15:58 Now we could go to the shell and see that, but no we don't have one,
16:01 so let's go up here and add one more,
16:04 and this is in fact the only index we have here in this thing
16:07 that is on like just plain field, not one of these nested ones like this;
16:13 so maybe we also want to be able to select by year,
16:16 so we could have one for year as well. I'm going to add those in.
16:21 Now this high mileage car goes from a hundred and something milliseconds
16:26 down to six, maybe one more time just to make sure,
16:28 yep, 5, 6, seems pretty stable around there.
16:32 So we've gone and we've added these indexes
16:34 to our models, our MongoEngine documents by adding indexes
16:40 and we can have flat ones like this, or we have these here,
16:48 and we also can have composite ones or richer things,
16:52 if we create a little dictionary and we have fields and things like that.
16:57 Similarly an owner, we didn't have as many things we were after
17:00 but we did want to find them by their name and by car id,
17:03 so we had those two indexes,
17:05 honestly this is just a simpler document than the cars.
17:08 So with these things added here, we can run this one more time
17:11 and see how we're doing that code all runs really quick,
17:14 if we kind of scan through here, there's nothing that stands out like super bad,
17:18 5 milliseconds, half, 18, 6, half, 1, 3, 1, let's say,
17:26 this one, I really wish we could do better,
17:29 it just turns out there is like so many records there
17:32 that if we run that here you can see that the whole thing runs in one millisecond,
17:38 super, super fast, we can't make it any faster than that.
17:41 The slowness is basically the allocation,
17:45 assignment, verification of 100 car objects.
17:48 I'd like to see a little better serialization time out of MongoEngine,
17:53 if you have some part of your code that has to load tons of these things
17:56 and it's super performance critical, you could drop down to PyMongo,
18:00 talk to it directly and probably in the case where you're doing that
18:05 you don't need to pull back many, many objects,
18:07 but also you can see that if we limit what we ask for down here,
18:12 that goes back to 14 miliseconds which is really great,
18:15 here we're looking at a lot of events, this is like 16 thousand
18:21 or no, 65 thousand, that's quite a bit, this one is really fast,
18:25 this one is really fast, so I feel like from an index perspective
18:28 we've done quite a good job, how do we know we're done?
18:32 I guess this is the final question, this has been a bit of a long—
18:35 how do we know we're done with this performance bit?

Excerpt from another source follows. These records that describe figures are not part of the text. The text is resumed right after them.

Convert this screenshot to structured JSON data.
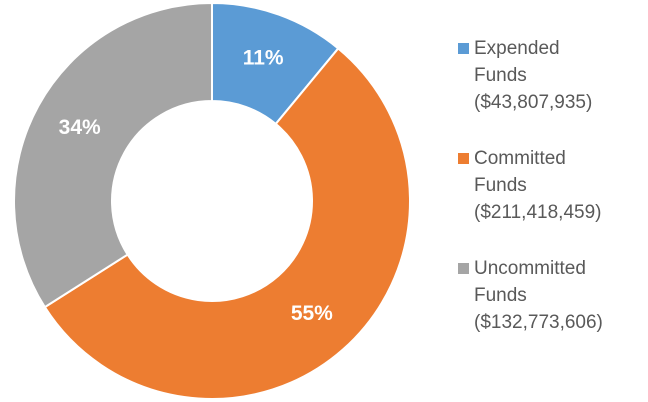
{
  "chart_data": {
    "type": "pie",
    "categories": [
      "Expended Funds ($43,807,935)",
      "Committed Funds ($211,418,459)",
      "Uncommitted Funds ($132,773,606)"
    ],
    "values": [
      11,
      55,
      34
    ],
    "value_labels": [
      "11%",
      "55%",
      "34%"
    ],
    "colors": [
      "#5b9bd5",
      "#ed7d31",
      "#a5a5a5"
    ],
    "donut": true,
    "legend": "right"
  }
}
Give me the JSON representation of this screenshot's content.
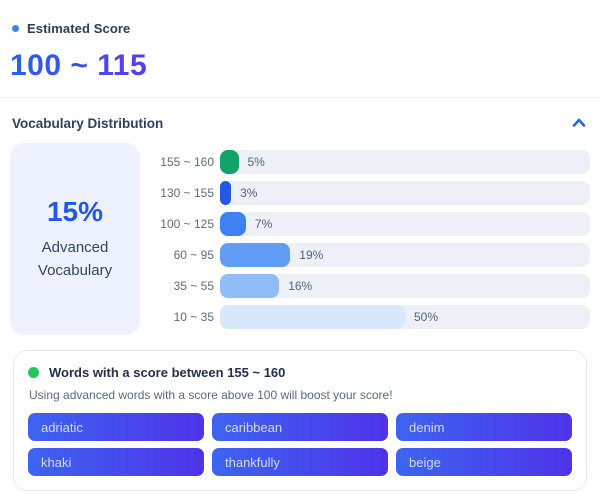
{
  "colors": {
    "accent_blue": "#3b82f6",
    "chevron_blue": "#2563eb",
    "score_gradient_start": "#2563eb",
    "score_gradient_end": "#5b3bee",
    "green_dot": "#22c55e",
    "chip_gradient_start": "#3d64f0",
    "chip_gradient_end": "#4f33e9"
  },
  "estimated_score": {
    "label": "Estimated Score",
    "value": "100 ~ 115"
  },
  "vocabulary_distribution": {
    "title": "Vocabulary Distribution",
    "advanced_summary": {
      "percent": "15%",
      "label_line1": "Advanced",
      "label_line2": "Vocabulary"
    }
  },
  "chart_data": {
    "type": "bar",
    "orientation": "horizontal",
    "title": "Vocabulary Distribution",
    "categories": [
      "155 ~ 160",
      "130 ~ 155",
      "100 ~ 125",
      "60 ~ 95",
      "35 ~ 55",
      "10 ~ 35"
    ],
    "values": [
      5,
      3,
      7,
      19,
      16,
      50
    ],
    "value_labels": [
      "5%",
      "3%",
      "7%",
      "19%",
      "16%",
      "50%"
    ],
    "bar_colors": [
      "#12a368",
      "#2458e6",
      "#3f80f3",
      "#619df5",
      "#8fbdf8",
      "#d8e8fd"
    ],
    "track_color": "#edf1f7",
    "xlim": [
      0,
      100
    ],
    "value_label_position": "right-of-bar",
    "grid": false,
    "legend": false
  },
  "words_card": {
    "title": "Words with a score between 155 ~ 160",
    "subtitle": "Using advanced words with a score above 100 will boost your score!",
    "words": [
      "adriatic",
      "caribbean",
      "denim",
      "khaki",
      "thankfully",
      "beige"
    ]
  }
}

18:39 We know we're done when all of these numbers come by
18:43 and they're all within reason of what we're willing to take.
18:47 Here I have set this up as these are the explicit queries
18:51 we're going to ask and then we'll just time them,
18:54 like your real application does not work that way.
18:56 How do you know what questions is your applications asking and how long it's taking.
19:01 So you want to set up profiling, so you can come over here
19:05 and definitely google how to do profiling in MongoDB,
19:08 so we can came over here and let's just say, db set profiling level
19:13 and you can use this function to say I'm looking for slow queries
19:18 and to me slow means 10 milliseconds, 20 milliseconds something like that,
19:23 it will generate a table called system.profile and you can just go look in there
19:29 and see what queries are slow, clear it out,
19:33 run your app, see what shows up in there
19:35 add a bunch of indexes, make them fast, clear that table,
19:38 then turn around and run your app again,
19:43 and just until stuff stops showing up in there,
19:46 you can basically find the slowest one, make it faster, clear out the profile
19:51 and just iterate on that process, and that will effectively like gather up
19:55 all of the meaningful queries that your app is going to do,
19:59 and then you can go through the same process here
20:01 to figure out what indexes you need to create.